Airlines, and the wider aviation sector, which employs nearly one million people, as well as logistics companies, haulage firms and retailers, for example, are asking "how the Government will seek agreements that allow the smooth transport of holiday-makers, workers and goods."
"Restaurants are asking how they will continue to hire chefs from abroad, while companies in the chemicals and plastics sector, which export towards £30bn worth of products each year, are asking whether they will still be able to access the skilled employees they need at their plants," the website says.
This is also an issue for logistics firms who already face a shortfall of nearly 35,000 HGV drivers
Construction companies, which will build the UK’s new homes, roads and rail in a sector worth over £100bn to the UK economy, are asking about the potential costs of importing materials and the future of the CE marking regime, as are many manufacturers.
Creative industries, which employ nearly two million people across music, film, video games, architecture and more, are asking about the future of Intellectual Property and data flows, as are life sciences businesses, technology companies and other sectors.
Radio Sputnik discussed this with Dr. Peter Holmes, Director of the Centre for the Analysis of Regional Integration at Sussex and a specialist in international economic integration, who said that the UK is unlikely to have too much say in the process.

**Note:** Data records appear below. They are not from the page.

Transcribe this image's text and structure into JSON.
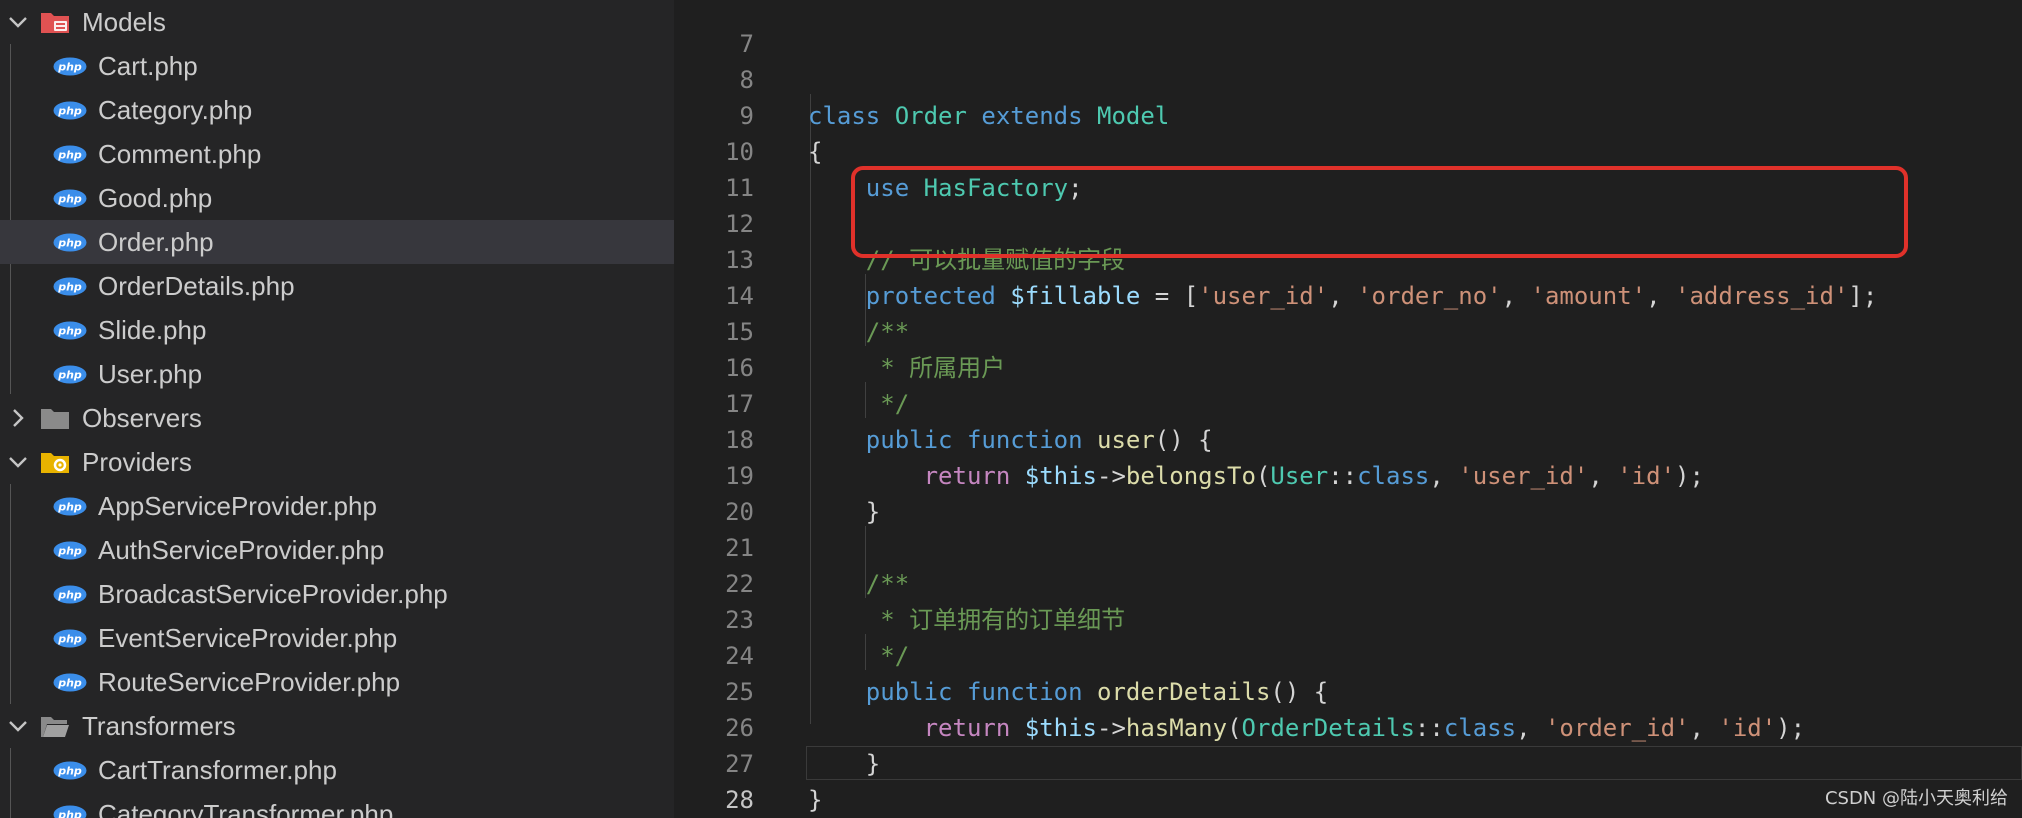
{
  "explorer": {
    "folder_models": "Models",
    "models_files": [
      "Cart.php",
      "Category.php",
      "Comment.php",
      "Good.php",
      "Order.php",
      "OrderDetails.php",
      "Slide.php",
      "User.php"
    ],
    "folder_observers": "Observers",
    "folder_providers": "Providers",
    "providers_files": [
      "AppServiceProvider.php",
      "AuthServiceProvider.php",
      "BroadcastServiceProvider.php",
      "EventServiceProvider.php",
      "RouteServiceProvider.php"
    ],
    "folder_transformers": "Transformers",
    "transformers_files": [
      "CartTransformer.php",
      "CategoryTransformer.php"
    ],
    "selected_file": "Order.php",
    "php_badge": "php"
  },
  "editor": {
    "line_numbers": [
      "7",
      "8",
      "9",
      "10",
      "11",
      "12",
      "13",
      "14",
      "15",
      "16",
      "17",
      "18",
      "19",
      "20",
      "21",
      "22",
      "23",
      "24",
      "25",
      "26",
      "27",
      "28"
    ],
    "current_line": "28",
    "tokens": {
      "class_kw": "class",
      "class_name": "Order",
      "extends_kw": "extends",
      "parent_name": "Model",
      "open_brace": "{",
      "close_brace": "}",
      "use_kw": "use",
      "trait_name": "HasFactory",
      "semicolon": ";",
      "comment_fillable": "// 可以批量赋值的字段",
      "protected_kw": "protected",
      "fillable_var": "$fillable",
      "assign": " = [",
      "fill_1": "'user_id'",
      "fill_2": "'order_no'",
      "fill_3": "'amount'",
      "fill_4": "'address_id'",
      "comma": ", ",
      "close_arr": "];",
      "doc_open": "/**",
      "doc_user": " * 所属用户",
      "doc_close": " */",
      "public_kw": "public",
      "function_kw": "function",
      "user_fn": "user",
      "parens_open": "() {",
      "return_kw": "return",
      "this_var": "$this",
      "arrow": "->",
      "belongs_to": "belongsTo",
      "paren_l": "(",
      "user_class": "User",
      "dcolon": "::",
      "class_const": "class",
      "str_user_id": "'user_id'",
      "str_id": "'id'",
      "paren_close_semi": ");",
      "doc_details": " * 订单拥有的订单细节",
      "details_fn": "orderDetails",
      "has_many": "hasMany",
      "details_class": "OrderDetails",
      "str_order_id": "'order_id'"
    }
  },
  "watermark": "CSDN @陆小天奥利给",
  "colors": {
    "highlight_box": "#e0312a",
    "php_icon": "#3b8eea",
    "folder_models": "#e05252",
    "folder_providers": "#e8b300"
  }
}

"It is not possible for the British government to guarantee anything," he told Sputnik.
"I think that the British government can make its pitch. It can come up with its objectives, but ultimately the market access we get will be what the rest of the EU decide they want to offer us," he further added.

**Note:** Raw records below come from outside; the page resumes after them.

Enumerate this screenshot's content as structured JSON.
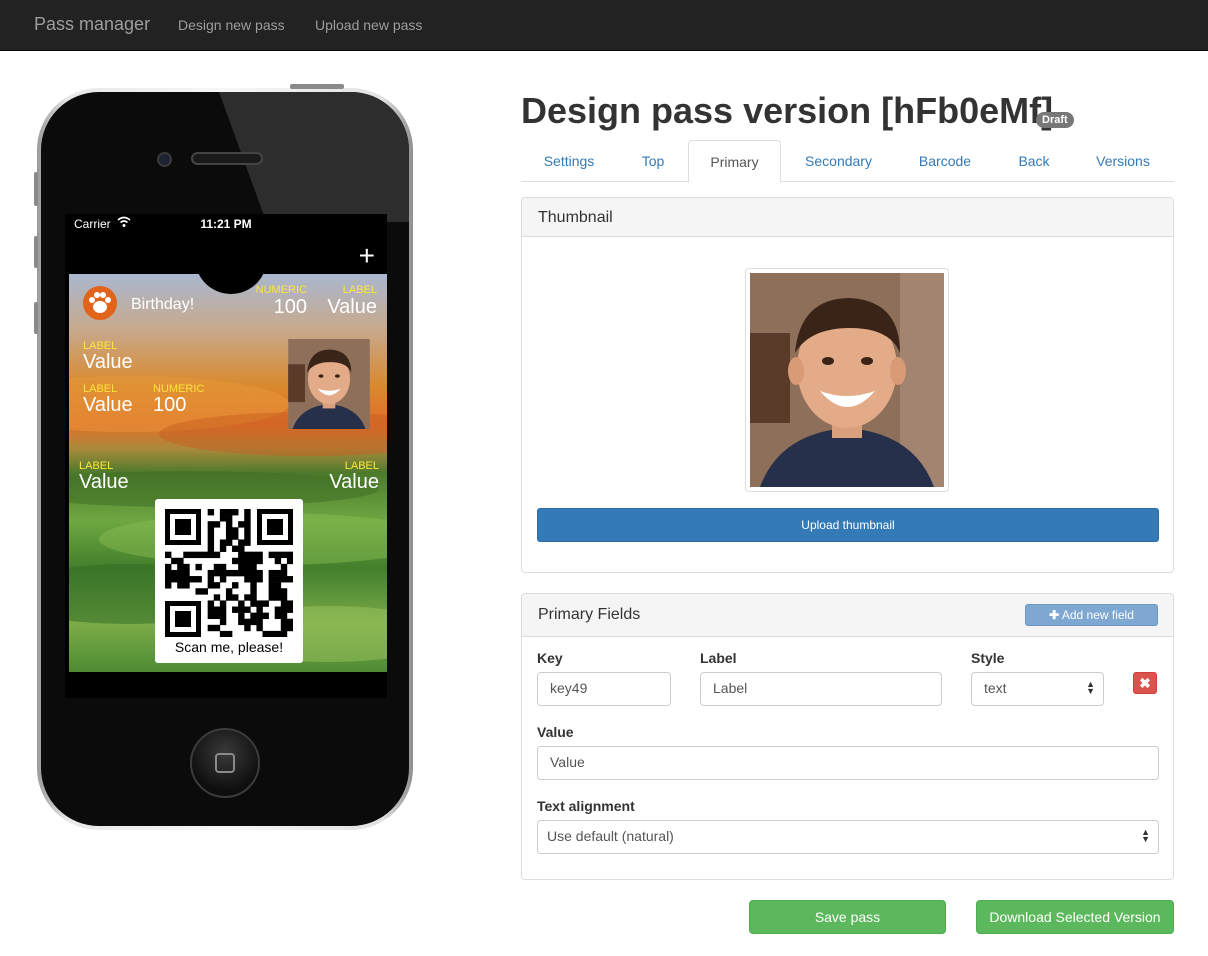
{
  "navbar": {
    "brand": "Pass manager",
    "links": [
      "Design new pass",
      "Upload new pass"
    ]
  },
  "phone": {
    "status": {
      "carrier": "Carrier",
      "time": "11:21 PM"
    },
    "plus_icon": "+",
    "pass": {
      "logo_text": "Birthday!",
      "header_fields": [
        {
          "label": "NUMERIC",
          "value": "100"
        },
        {
          "label": "LABEL",
          "value": "Value"
        }
      ],
      "primary_field": {
        "label": "LABEL",
        "value": "Value"
      },
      "secondary_fields": [
        {
          "label": "LABEL",
          "value": "Value"
        },
        {
          "label": "NUMERIC",
          "value": "100"
        }
      ],
      "auxiliary_fields": [
        {
          "label": "LABEL",
          "value": "Value"
        },
        {
          "label": "LABEL",
          "value": "Value"
        }
      ],
      "barcode_caption": "Scan me, please!"
    }
  },
  "page": {
    "title": "Design pass version [hFb0eMf]",
    "badge": "Draft"
  },
  "tabs": [
    {
      "label": "Settings",
      "active": false
    },
    {
      "label": "Top",
      "active": false
    },
    {
      "label": "Primary",
      "active": true
    },
    {
      "label": "Secondary",
      "active": false
    },
    {
      "label": "Barcode",
      "active": false
    },
    {
      "label": "Back",
      "active": false
    },
    {
      "label": "Versions",
      "active": false
    }
  ],
  "thumbnail_panel": {
    "title": "Thumbnail",
    "upload_button": "Upload thumbnail"
  },
  "primary_fields_panel": {
    "title": "Primary Fields",
    "add_button": "Add new field",
    "field": {
      "key_label": "Key",
      "key_value": "key49",
      "label_label": "Label",
      "label_value": "Label",
      "style_label": "Style",
      "style_value": "text",
      "value_label": "Value",
      "value_value": "Value",
      "alignment_label": "Text alignment",
      "alignment_value": "Use default (natural)"
    },
    "remove_icon": "✖"
  },
  "footer_buttons": {
    "save": "Save pass",
    "download": "Download Selected Version"
  },
  "colors": {
    "navbar_bg": "#222222",
    "link": "#337ab7",
    "primary_button": "#337ab7",
    "success_button": "#5cb85c",
    "danger_button": "#d9534f",
    "pass_label": "#ffe53b"
  }
}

"They may say: sorry, no deal. Full membership or just the WTO," he suggested.
"Very difficult to see a lot of room for negotiation. I think, the British government is being a little bit of optimistic in saying that it will think about what it wants to have in the Customs Union, whether it will be in the Customs Union for some industries. I don't think it is for the British government to decide," he said.
Dr. Holmes further explained that the Germans in particular have said: no cherry picking, hence it will be very hard for the British government to achieve the objectives it wants.
Therefore the most likely outcome, he suggested, is that they will offer one or the other of the standard packages, which might be either EA membership (The European Economic Area), along with Norway, Iceland and Liechtenstein, or simply WTO membership.
"The only thing one can say with certainty is that it will be very difficult for the UK to secure a bespoke deal in the timetable available," he said.
Dr. Holmes finally noted that some people in the EU Commission have already indicated that they won't even start negotiating a UK specific deal until it has left the bloc.